You would never guess it to see her now (unless, perhaps, you weren’t able to debone a chicken thigh live on camera). What changed? ‘Michel,’ she says without missing a beat. ‘He taught me that it was about explaining, not shouting. If you don’t say why you’re shouting that guy is going to come back tomorrow and make the same mistake again. Michel taught me how to teach.
‘He also taught me how important it is to be able to work with anyone. In any kitchen the turnover of staff is high. It’s about learning how to find the best in whoever you’ve got to work with, whatever their weaknesses and strengths. As long as somebody comes through my door with enthusiasm, I know I can work with that.’
Galetti has spent a long time forming her dream team at the new restaurant. She worked with her head chef for seven years at Le Gavroche and the rest of the team was sought after alitany of CVs and interviews in a process that wouldn’t look out of place on The Apprentice. ‘Michel showed me how important it is to hang on to good staff once you’ve got them,’ she says.
‘The industry is really competitive at the moment for quality people and I’ve managed to construct a rota whereby my team has a four-day working week. Hell, I wish it was like that when I started.’
When Galetti had her daughter Anais, now ten years old, she came to realise the importance of work-life balance. ‘I felt torn and as though I wasn’t giving 100 per cent to work,’ she says.
‘I was still doing seriously long hours and five-day weeks but leaving the team after a busy lunch service to go home and see my daughter for an evening was really hard for me.
‘However, we are only allotted a finite amount of time with our kids and I certainly don’t want to miss out on any more of Anais’ childhood than I have to. I’m hoping that she will be 22 by the time she realises that she would much rather be with her friends than me but I know it’s not true –I’ve got five or six years, if I’m lucky.’

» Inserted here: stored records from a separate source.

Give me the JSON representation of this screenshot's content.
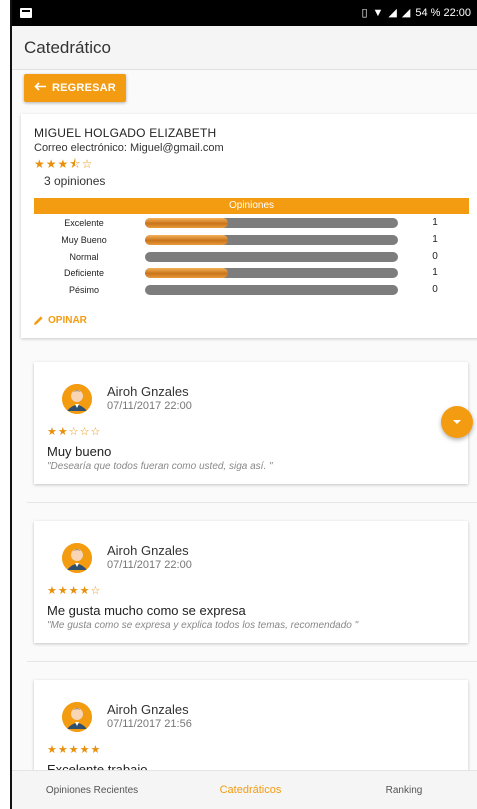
{
  "status_bar": {
    "battery_time": "54 % 22:00"
  },
  "app_bar": {
    "title": "Catedrático"
  },
  "back_button": {
    "label": "REGRESAR"
  },
  "professor": {
    "name": "MIGUEL HOLGADO ELIZABETH",
    "email": "Correo electrónico: Miguel@gmail.com",
    "stars": "★★★⯪☆",
    "rating_value": 3.5,
    "opinions_count": "3 opiniones",
    "opinions_header": "Opiniones",
    "breakdown": [
      {
        "label": "Excelente",
        "count": "1",
        "fill": 0.33
      },
      {
        "label": "Muy Bueno",
        "count": "1",
        "fill": 0.33
      },
      {
        "label": "Normal",
        "count": "0",
        "fill": 0
      },
      {
        "label": "Deficiente",
        "count": "1",
        "fill": 0.33
      },
      {
        "label": "Pésimo",
        "count": "0",
        "fill": 0
      }
    ],
    "opinar_label": "OPINAR"
  },
  "reviews": [
    {
      "user": "Airoh Gnzales",
      "date": "07/11/2017 22:00",
      "stars": "★★☆☆☆",
      "rating": 2,
      "title": "Muy bueno",
      "comment": "\"Desearía que todos fueran como usted, siga así. \""
    },
    {
      "user": "Airoh Gnzales",
      "date": "07/11/2017 22:00",
      "stars": "★★★★☆",
      "rating": 4,
      "title": "Me gusta mucho como se expresa",
      "comment": "\"Me gusta como se expresa y explica todos los temas, recomendado \""
    },
    {
      "user": "Airoh Gnzales",
      "date": "07/11/2017 21:56",
      "stars": "★★★★★",
      "rating": 5,
      "title": "Excelente trabajo",
      "comment": ""
    }
  ],
  "bottom_nav": {
    "items": [
      {
        "label": "Opiniones Recientes"
      },
      {
        "label": "Catedráticos"
      },
      {
        "label": "Ranking"
      }
    ],
    "active_index": 1
  },
  "colors": {
    "accent": "#f39c12",
    "star": "#e8900c"
  },
  "icons": {
    "back": "arrow-left-icon",
    "opinar": "pencil-icon",
    "fab": "chevron-down-icon"
  }
}
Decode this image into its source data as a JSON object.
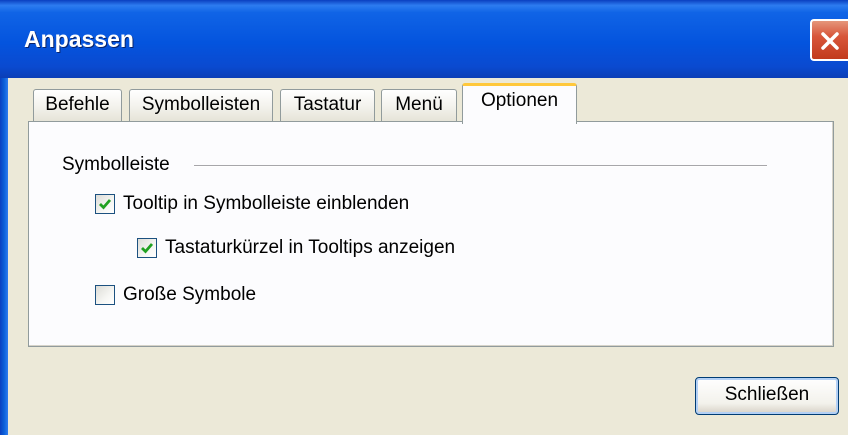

The opening of Mere marks a new point in her family’s future and there will be hallmarks of her Australasian heritage on the menu. ‘We’ll have a delicious coconut cream pie with banana for pudding and my take on a Kiwi boil-up with doughboys [dumplings]. It’s basically a pot au feu and mine will be refined, with wild watercress through the doughboys and properly chopped vegetables. I’ll also strip the skin from the pork, dehydrate it and crumble it across the top of the meat.’ A long way from the stews of her childhood, no doubt.
‘Michel told me to trust my instincts, so that’s what I’m going to do.’ Though with her public profile and stellar chef’s education, surely she’s feeling a bit of pressure? ‘My friends are telling me I’ll take London by storm but I don’t want to take it by storm. I want to make a lasting footprint. I know there’s going to be expectations but they’re other people’s. I just want to provide a great service and show people the art of hospitality. I learnt it at Le Gavroche and now it’s time to put my spin on it,’ she says.
With that, we say our goodbyes, she picks up the hacksaw and disappears into the kitchen – I never did find out what it was for. Though if there was ever a metaphor for cutting apron strings, this would be it.